The history of the largest victory of the Soviet naval aviation will be revealed by the expedition of the Russian Geographical Society
The reconnaissance and diving team of Konstantin Bogdanov will go to honor the memory of the dead sailors and tell about the victories of Russian weapons in the Baltic. The first stage of the expedition “Voices of Lost Ships” with the support of the Russian Geographical Society and the Presidential Grants FundComrade will begin on May 6 and will last 10 days.
The expedition team “Voices of Lost Ships” in the new season will tell not only about the lost ships of the Tallinn breakthrough, but also about the victories of Soviet weapons. One of the goals of the expedition is to survey the German floating battery West.
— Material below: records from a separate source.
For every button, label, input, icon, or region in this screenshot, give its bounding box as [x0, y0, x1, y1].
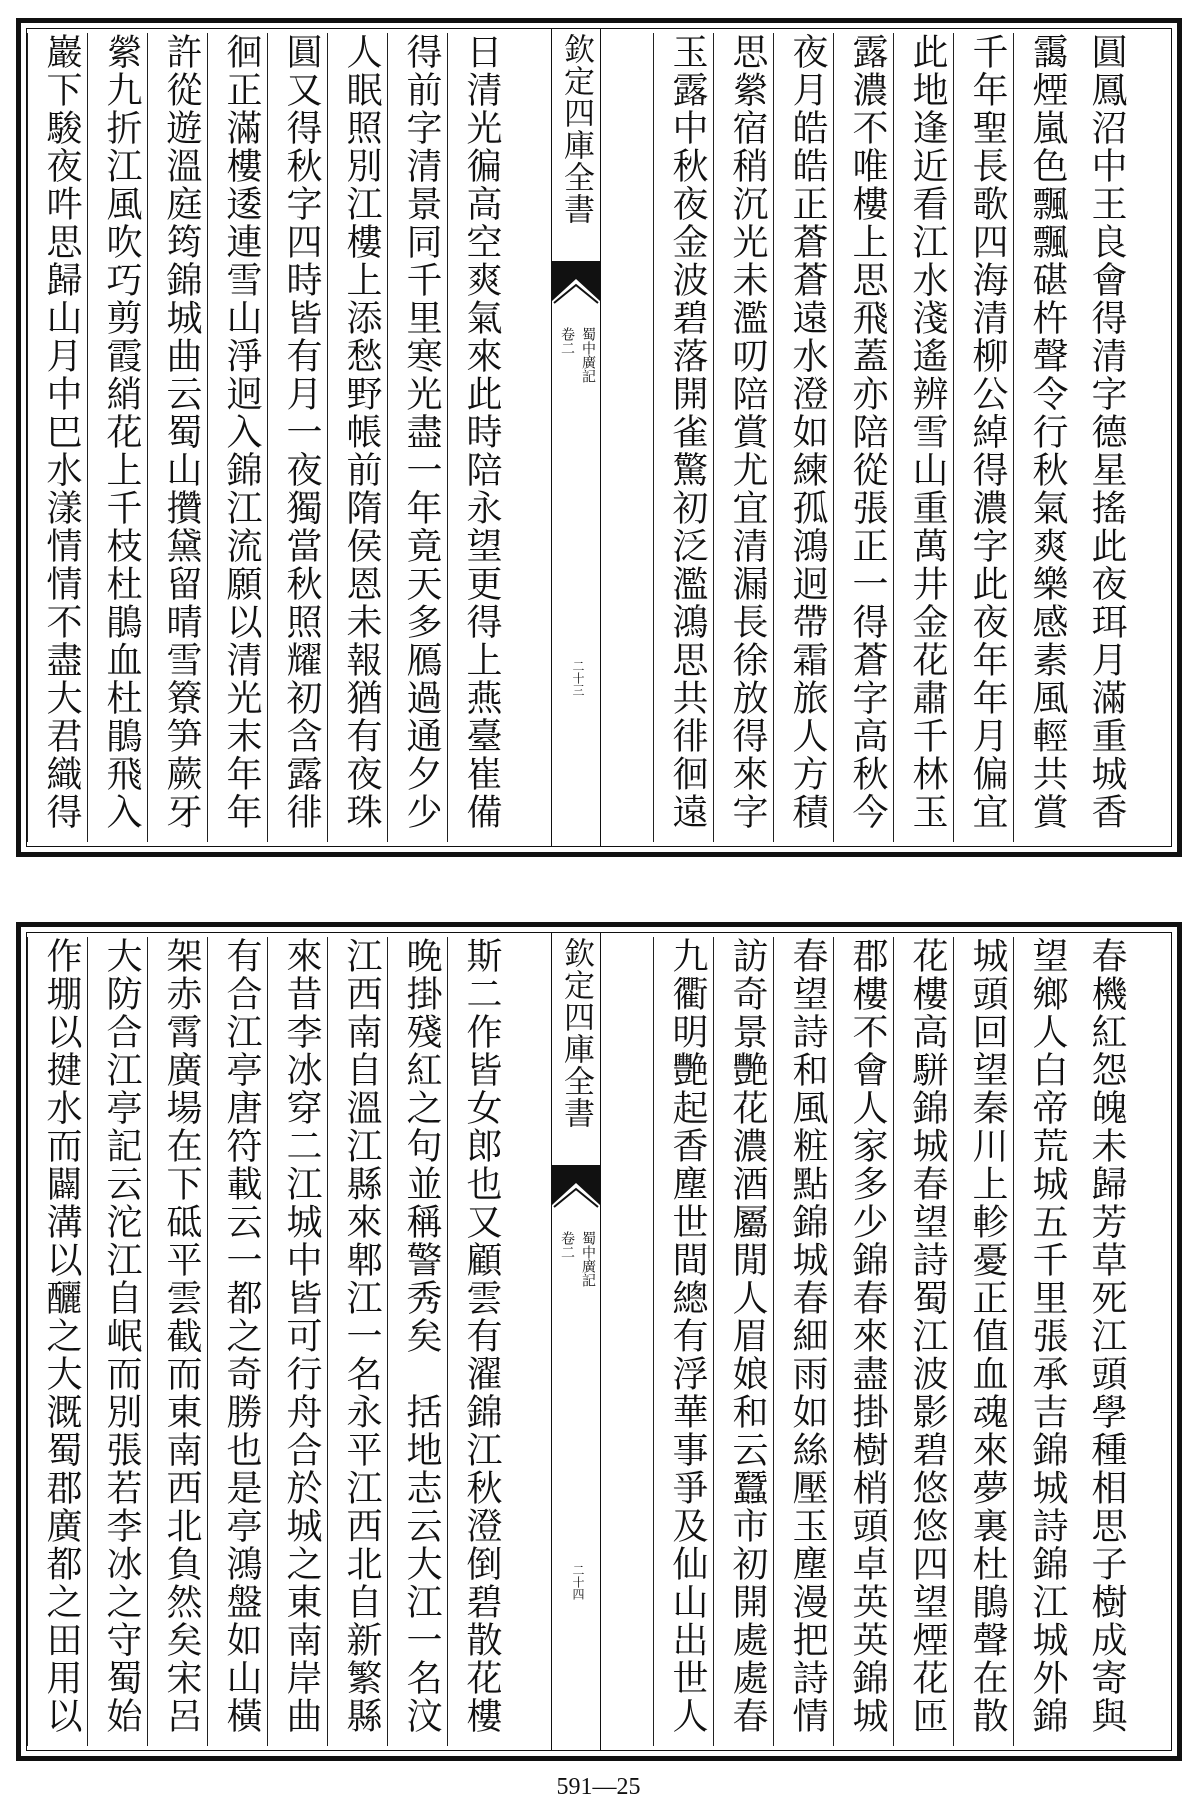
text-column: 九衢明艷起香塵世間總有浮華事爭及仙山出世人 [653, 937, 714, 1746]
text-column: 有合江亭唐符載云一都之奇勝也是亭鴻盤如山橫 [207, 937, 268, 1746]
page-number: 591—25 [556, 1774, 641, 1800]
text-column: 斯二作皆女郎也又顧雲有濯錦江秋澄倒碧散花樓 [447, 937, 508, 1746]
text-column: 郡樓不會人家多少錦春來盡掛樹梢頭卓英英錦城 [833, 937, 894, 1746]
fish-tail-icon [552, 261, 600, 305]
text-column: 露濃不唯樓上思飛蓋亦陪從張正一得蒼字高秋今 [833, 33, 894, 842]
page-top [16, 18, 1182, 857]
text-column: 許從遊溫庭筠錦城曲云蜀山攢黛留晴雪簝笋蕨牙 [147, 33, 208, 842]
text-column: 靄煙嵐色飄飄碪杵聲令行秋氣爽樂感素風輕共賞 [1013, 33, 1074, 842]
text-column: 架赤霄廣場在下砥平雲截而東南西北負然矣宋呂 [147, 937, 208, 1746]
text-column: 望鄉人白帝荒城五千里張承吉錦城詩錦江城外錦 [1013, 937, 1074, 1746]
text-column: 晚掛殘紅之句並稱警秀矣 括地志云大江一名汶 [387, 937, 448, 1746]
text-column: 得前字清景同千里寒光盡一年竟天多鴈過通夕少 [387, 33, 448, 842]
text-column: 圓又得秋字四時皆有月一夜獨當秋照耀初含露徘 [267, 33, 328, 842]
page-bottom-frame [26, 932, 1172, 1751]
text-column: 玉露中秋夜金波碧落開雀驚初泛濫鴻思共徘徊遠 [653, 33, 714, 842]
text-column: 徊正滿樓逶連雪山淨迥入錦江流願以清光末年年 [207, 33, 268, 842]
library-title: 欽定四庫全書 [558, 937, 594, 1129]
text-column: 大防合江亭記云沱江自岷而別張若李冰之守蜀始 [87, 937, 148, 1746]
fish-tail-icon [552, 1165, 600, 1209]
text-column: 夜月皓皓正蒼蒼遠水澄如練孤鴻迥帶霜旅人方積 [773, 33, 834, 842]
text-column: 千年聖長歌四海清柳公綽得濃字此夜年年月偏宜 [953, 33, 1014, 842]
juan-number: 卷二 [559, 327, 575, 355]
text-column: 訪奇景艷花濃酒屬閒人眉娘和云蠶市初開處處春 [713, 937, 774, 1746]
page-bottom [16, 922, 1182, 1761]
text-column: 花樓高駢錦城春望詩蜀江波影碧悠悠四望煙花匝 [893, 937, 954, 1746]
text-column: 圓鳳沼中王良會得清字德星搖此夜珥月滿重城香 [1086, 33, 1127, 831]
book-title: 蜀中廣記 [580, 1231, 596, 1287]
book-title: 蜀中廣記 [580, 327, 596, 383]
text-column: 人眠照別江樓上添愁野帳前隋侯恩未報猶有夜珠 [327, 33, 388, 842]
center-margin [551, 933, 601, 1750]
text-column: 春機紅怨魄未歸芳草死江頭學種相思子樹成寄與 [1086, 937, 1127, 1735]
center-margin [551, 29, 601, 846]
text-column: 日清光徧高空爽氣來此時陪永望更得上燕臺崔備 [447, 33, 508, 842]
library-title: 欽定四庫全書 [558, 33, 594, 225]
juan-number: 卷二 [559, 1231, 575, 1259]
text-column: 來昔李冰穿二江城中皆可行舟合於城之東南岸曲 [267, 937, 328, 1746]
text-column: 此地逢近看江水淺遙辨雪山重萬井金花肅千林玉 [893, 33, 954, 842]
folio-number: 二十三 [571, 660, 585, 696]
text-column: 城頭回望秦川上軫憂正值血魂來夢裏杜鵑聲在散 [953, 937, 1014, 1746]
page-top-frame [26, 28, 1172, 847]
folio-number: 二十四 [571, 1564, 585, 1600]
text-column: 巖下駿夜吽思歸山月中巴水漾情情不盡大君織得 [27, 33, 88, 842]
text-column: 思縈宿稍沉光未濫叨陪賞尤宜清漏長徐放得來字 [713, 33, 774, 842]
text-column: 江西南自溫江縣來郫江一名永平江西北自新繁縣 [327, 937, 388, 1746]
text-column: 縈九折江風吹巧剪霞綃花上千枝杜鵑血杜鵑飛入 [87, 33, 148, 842]
text-column: 春望詩和風粧點錦城春細雨如絲壓玉塵漫把詩情 [773, 937, 834, 1746]
text-column: 作堋以揵水而闢溝以釃之大溉蜀郡廣都之田用以 [27, 937, 88, 1746]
– Sunk in 1943, West was one of the largest targets of the Soviet naval hydroaviation in the Baltic during the Great Patriotic War, – tells the leader of the expedition Konstantin Bogdanov. – One of our main tasks is to tell about this victory, describe the details of the event, establish the names of the pilots, take photos and videos of the floating battery to show the damage that led to its death. It will be interesting to show the results in 3D model format.
Also in the May expedition, work will continue on creating photogrammetric models of the Burya patrol ship and the minesweeper Fugas.
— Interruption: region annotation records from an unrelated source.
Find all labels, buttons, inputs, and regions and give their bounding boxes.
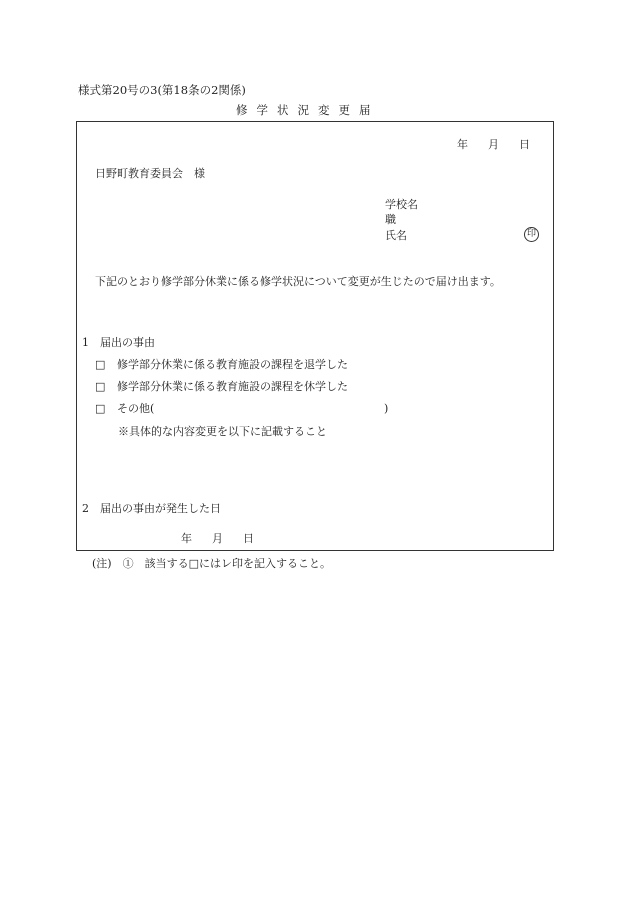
footnote: (注) ① 該当する□にはレ印を記入すること。 [92,557,331,570]
addressee: 日野町教育委員会 様 [95,167,205,180]
date-occurrence [181,533,254,544]
section1-heading: 1 届出の事由 [82,336,155,349]
date-occurrence-day: 日 [243,532,254,545]
option-leave [95,381,348,392]
checkbox-icon[interactable]: □ [95,402,106,415]
seal-icon: 印 [524,227,539,242]
date-top-year: 年 [457,138,468,151]
checkbox-icon[interactable]: □ [95,380,106,393]
school-name-label: 学校名 [385,198,418,211]
name-label: 氏名 [385,229,407,242]
option-label: その他( [117,402,155,415]
body-text: 下記のとおり修学部分休業に係る修学状況について変更が生じたので届け出ます。 [95,275,501,288]
date-top [457,139,530,150]
option-other-close: ) [384,402,389,415]
date-occurrence-month: 月 [212,532,223,545]
option-label: 修学部分休業に係る教育施設の課程を退学した [117,358,348,371]
option-label: 修学部分休業に係る教育施設の課程を休学した [117,380,348,393]
date-top-month: 月 [488,138,499,151]
option-withdrawal [95,359,348,370]
position-label: 職 [385,213,396,226]
instruction-note: ※具体的な内容変更を以下に記載すること [118,425,327,438]
option-other [95,403,154,414]
form-title: 修学状況変更届 [236,103,380,117]
section2-heading: 2 届出の事由が発生した日 [82,502,221,515]
checkbox-icon[interactable]: □ [95,358,106,371]
date-occurrence-year: 年 [181,532,192,545]
form-number: 様式第20号の3(第18条の2関係) [78,83,246,97]
date-top-day: 日 [519,138,530,151]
We have a tradition continues Konstantin Bogdanov. “At all the objects we have discovered, we hold a ceremony to perpetuate the memory and install memorial plaques with a list of the crew. Last year, they installed the Burya on the patrol ship, but they did not have time on the Minesweeper. We plan to do it by May 9th.
The tradition of installing memorial plaques on ships that died during the war was born in the expedition “Bow to the ships of the Great Victory” in 2005, when the main area of exploration was concentrated in the Black Sea. At that time, diving was actively developing, and divers, when diving on a particular object, not knowing its history, often tried to take away some part of it as a keepsake.
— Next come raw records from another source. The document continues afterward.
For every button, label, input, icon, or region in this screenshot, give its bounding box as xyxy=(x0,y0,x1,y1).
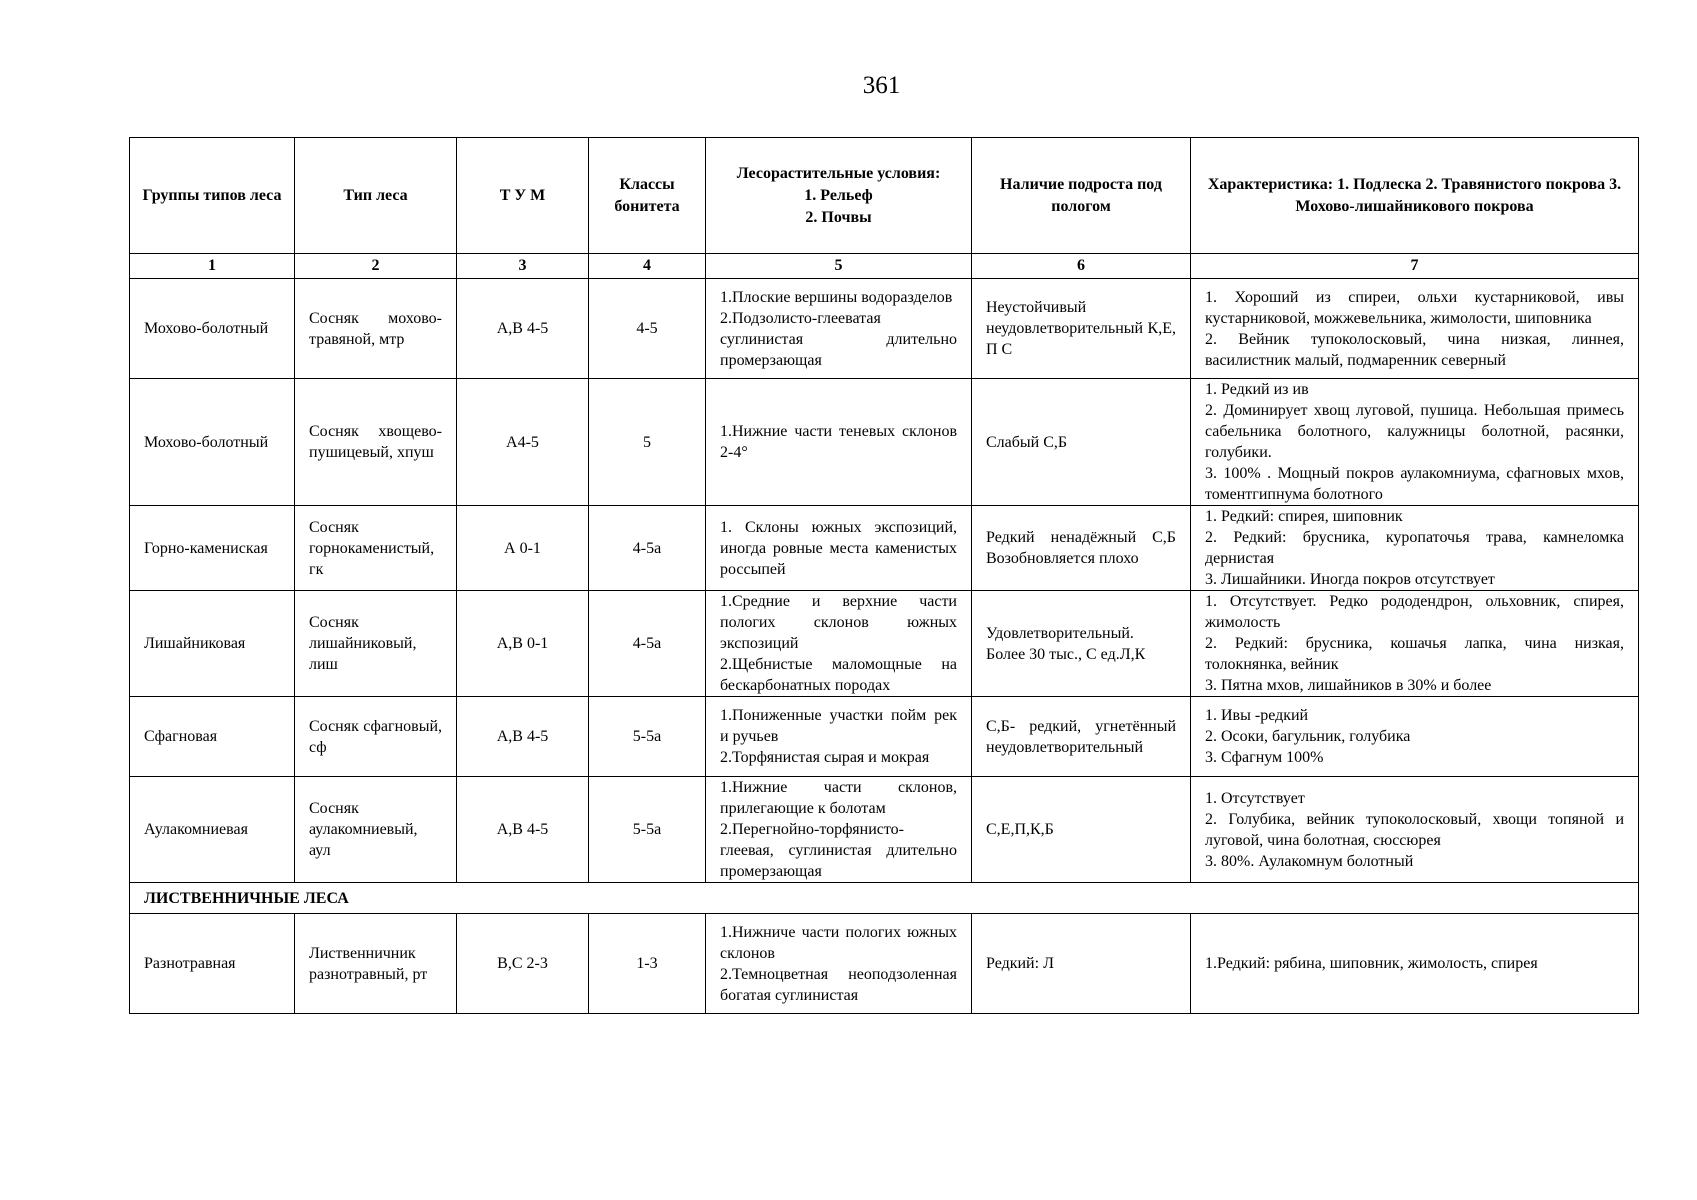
tum-cell: А 0-1 xyxy=(457,506,589,591)
bonitet-cell: 5 xyxy=(589,379,706,506)
undergrowth-cell: С,Б- редкий, угнетённый неудовлетворительный xyxy=(972,697,1191,777)
section-row xyxy=(130,883,1639,914)
characteristics-cell-line: 3. Пятна мхов, лишайников в 30% и более xyxy=(1205,677,1492,694)
header-undergrowth: Наличие подроста под пологом xyxy=(972,138,1191,254)
characteristics-cell-line: 2. Доминирует хвощ луговой, пушица. Небольшая примесь сабельника болотного, калужницы болотной, расянки, голубики. xyxy=(1205,402,1624,461)
table-row xyxy=(130,591,1639,697)
forest-group-cell: Мохово-болотный xyxy=(130,279,295,379)
conditions-cell-line: 2.Подзолисто-глееватая суглинистая длительно промерзающая xyxy=(720,309,957,369)
tum-cell: В,С 2-3 xyxy=(457,914,589,1014)
undergrowth-cell: Удовлетворительный. Более 30 тыс., С ед.Л,К xyxy=(972,591,1191,697)
characteristics-cell xyxy=(1191,279,1639,379)
header-tum: Т У М xyxy=(457,138,589,254)
forest-group-cell: Разнотравная xyxy=(130,914,295,1014)
header-forest-group: Группы типов леса xyxy=(130,138,295,254)
forest-type-cell: Лиственничник разнотравный, рт xyxy=(295,914,457,1014)
conditions-cell-line: 2.Щебнистые маломощные на бескарбонатных породах xyxy=(720,656,957,694)
header-row xyxy=(130,138,1639,254)
bonitet-cell: 4-5а xyxy=(589,591,706,697)
conditions-cell-line: 1.Средние и верхние части пологих склонов южных экспозиций xyxy=(720,593,957,652)
undergrowth-cell: Слабый С,Б xyxy=(972,379,1191,506)
column-number: 2 xyxy=(295,254,457,279)
characteristics-cell-line: 3. 100% . Мощный покров аулакомниума, сфагновых мхов, томентгипнума болотного xyxy=(1205,465,1624,503)
undergrowth-cell: С,Е,П,К,Б xyxy=(972,777,1191,883)
characteristics-cell-line: 1. Ивы -редкий xyxy=(1205,707,1309,724)
conditions-cell-line: 1.Пониженные участки пойм рек и ручьев xyxy=(720,707,957,745)
tum-cell: А4-5 xyxy=(457,379,589,506)
characteristics-cell-line: 2. Осоки, багульник, голубика xyxy=(1205,728,1411,745)
characteristics-cell xyxy=(1191,777,1639,883)
conditions-cell-line: 2.Темноцветная неоподзоленная богатая суглинистая xyxy=(720,965,957,1004)
conditions-cell xyxy=(706,777,972,883)
conditions-cell xyxy=(706,506,972,591)
characteristics-cell xyxy=(1191,506,1639,591)
characteristics-cell xyxy=(1191,914,1639,1014)
characteristics-cell-line: 1. Отсутствует xyxy=(1205,789,1305,807)
header-conditions-line: 2. Почвы xyxy=(805,208,872,226)
conditions-cell xyxy=(706,379,972,506)
section-title: ЛИСТВЕННИЧНЫЕ ЛЕСА xyxy=(130,883,1639,914)
table-row xyxy=(130,914,1639,1014)
conditions-cell xyxy=(706,279,972,379)
characteristics-cell-line: 2. Редкий: брусника, кошачья лапка, чина низкая, толокнянка, вейник xyxy=(1205,635,1624,673)
header-conditions-line: 1. Рельеф xyxy=(804,186,873,204)
column-number: 4 xyxy=(589,254,706,279)
characteristics-cell-line: 2. Голубика, вейник тупоколосковый, хвощи топяной и луговой, чина болотная, сюссюрея xyxy=(1205,810,1624,849)
conditions-cell-line: 1. Склоны южных экспозиций, иногда ровные места каменистых россыпей xyxy=(720,518,957,578)
column-number: 6 xyxy=(972,254,1191,279)
bonitet-cell: 5-5а xyxy=(589,697,706,777)
column-number: 3 xyxy=(457,254,589,279)
tum-cell: А,В 4-5 xyxy=(457,279,589,379)
characteristics-cell xyxy=(1191,697,1639,777)
header-forest-type: Тип леса xyxy=(295,138,457,254)
table-row xyxy=(130,279,1639,379)
column-number: 1 xyxy=(130,254,295,279)
characteristics-cell-line: 1.Редкий: рябина, шиповник, жимолость, спирея xyxy=(1205,955,1538,972)
forest-type-cell: Сосняк горнокаменистый, гк xyxy=(295,506,457,591)
characteristics-cell-line: 3. 80%. Аулакомнум болотный xyxy=(1205,852,1414,870)
header-conditions-line: Лесорастительные условия: xyxy=(736,164,941,182)
table-row xyxy=(130,506,1639,591)
forest-type-cell: Сосняк хвощево-пушицевый, хпуш xyxy=(295,379,457,506)
characteristics-cell-line: 1. Редкий из ив xyxy=(1205,381,1309,398)
forest-type-cell: Сосняк аулакомниевый, аул xyxy=(295,777,457,883)
conditions-cell-line: 2.Торфянистая сырая и мокрая xyxy=(720,749,930,766)
table-row xyxy=(130,697,1639,777)
characteristics-cell xyxy=(1191,379,1639,506)
forest-group-cell: Горно-камениская xyxy=(130,506,295,591)
column-number-row xyxy=(130,254,1639,279)
tum-cell: А,В 4-5 xyxy=(457,777,589,883)
characteristics-cell xyxy=(1191,591,1639,697)
conditions-cell-line: 1.Нижние части теневых склонов 2-4° xyxy=(720,423,957,461)
conditions-cell xyxy=(706,591,972,697)
undergrowth-cell: Редкий ненадёжный С,Б Возобновляется плохо xyxy=(972,506,1191,591)
conditions-cell xyxy=(706,914,972,1014)
forest-type-cell: Сосняк лишайниковый, лиш xyxy=(295,591,457,697)
conditions-cell xyxy=(706,697,972,777)
bonitet-cell: 4-5а xyxy=(589,506,706,591)
characteristics-cell-line: 2. Редкий: брусника, куропаточья трава, камнеломка дернистая xyxy=(1205,529,1624,567)
characteristics-cell-line: 2. Вейник тупоколосковый, чина низкая, линнея, василистник малый, подмаренник северный xyxy=(1205,330,1624,369)
forest-group-cell: Лишайниковая xyxy=(130,591,295,697)
bonitet-cell: 5-5а xyxy=(589,777,706,883)
characteristics-cell-line: 1. Отсутствует. Редко рододендрон, ольховник, спирея, жимолость xyxy=(1205,593,1624,631)
table-row xyxy=(130,379,1639,506)
characteristics-cell-line: 3. Сфагнум 100% xyxy=(1205,749,1324,766)
conditions-cell-line: 1.Нижние части склонов, прилегающие к болотам xyxy=(720,779,957,817)
characteristics-cell-line: 1. Хороший из спиреи, ольхи кустарниковой, ивы кустарниковой, можжевельника, жимолости, шиповника xyxy=(1205,288,1624,327)
table-row xyxy=(130,777,1639,883)
header-bonitet: Классы бонитета xyxy=(589,138,706,254)
forest-type-cell: Сосняк сфагновый, сф xyxy=(295,697,457,777)
forest-group-cell: Сфагновая xyxy=(130,697,295,777)
conditions-cell-line: 2.Перегнойно-торфянисто-глеевая, суглинистая длительно промерзающая xyxy=(720,821,957,880)
header-growing-conditions xyxy=(706,138,972,254)
conditions-cell-line: 1.Нижниче части пологих южных склонов xyxy=(720,923,957,962)
undergrowth-cell: Неустойчивый неудовлетворительный К,Е, П С xyxy=(972,279,1191,379)
page-number: 361 xyxy=(862,72,901,99)
forest-group-cell: Аулакомниевая xyxy=(130,777,295,883)
header-characteristics: Характеристика: 1. Подлеска 2. Травянистого покрова 3. Мохово-лишайникового покрова xyxy=(1191,138,1639,254)
forest-types-table xyxy=(129,137,1639,1014)
column-number: 7 xyxy=(1191,254,1639,279)
undergrowth-cell: Редкий: Л xyxy=(972,914,1191,1014)
bonitet-cell: 1-3 xyxy=(589,914,706,1014)
tum-cell: А,В 4-5 xyxy=(457,697,589,777)
conditions-cell-line: 1.Плоские вершины водоразделов xyxy=(720,288,953,306)
bonitet-cell: 4-5 xyxy=(589,279,706,379)
forest-group-cell: Мохово-болотный xyxy=(130,379,295,506)
forest-type-cell: Сосняк мохово-травяной, мтр xyxy=(295,279,457,379)
tum-cell: А,В 0-1 xyxy=(457,591,589,697)
characteristics-cell-line: 3. Лишайники. Иногда покров отсутствует xyxy=(1205,571,1495,588)
column-number: 5 xyxy=(706,254,972,279)
characteristics-cell-line: 1. Редкий: спирея, шиповник xyxy=(1205,508,1403,525)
— We began to install memorial plaques so that divers understand where they went down — explains Konstantin Bogdanov. – We found out how many people died on this ship during the war years – we list them all by name. Until now, divers are diving in the Black Sea, reading historical tablets, cleaning them of growths, and it can already be said with confidence that our mission has to some extent achieved its goal. People understand that they are visiting not just a sunken ship, but a military burial. We transferred this tradition to the Baltic. The most important thing for us is to preserve the memory of these people. When all the filming work is done, we go down and, like in a cemetery, we set up a kind of monument. For us, this has a symbolic meaning – a mass grave should be inscribed with who is buried in it.
The future plans of Konstantin Bogdanov’s Reconnaissance and Diving Team for the season include a survey of the Second Five-Year Plan transport, the last major participant in the Tallinn breakthrough in Russian territorial waters, as well as the Vyborg transport. The absolutely defenseless Vyborg was the only one that a Finnish submarine could sink at the beginning of the war.
The expedition members will create 3D models of the lost ships, identify damage and fill in a few more unknown pages in the history of the Great Patriotic War.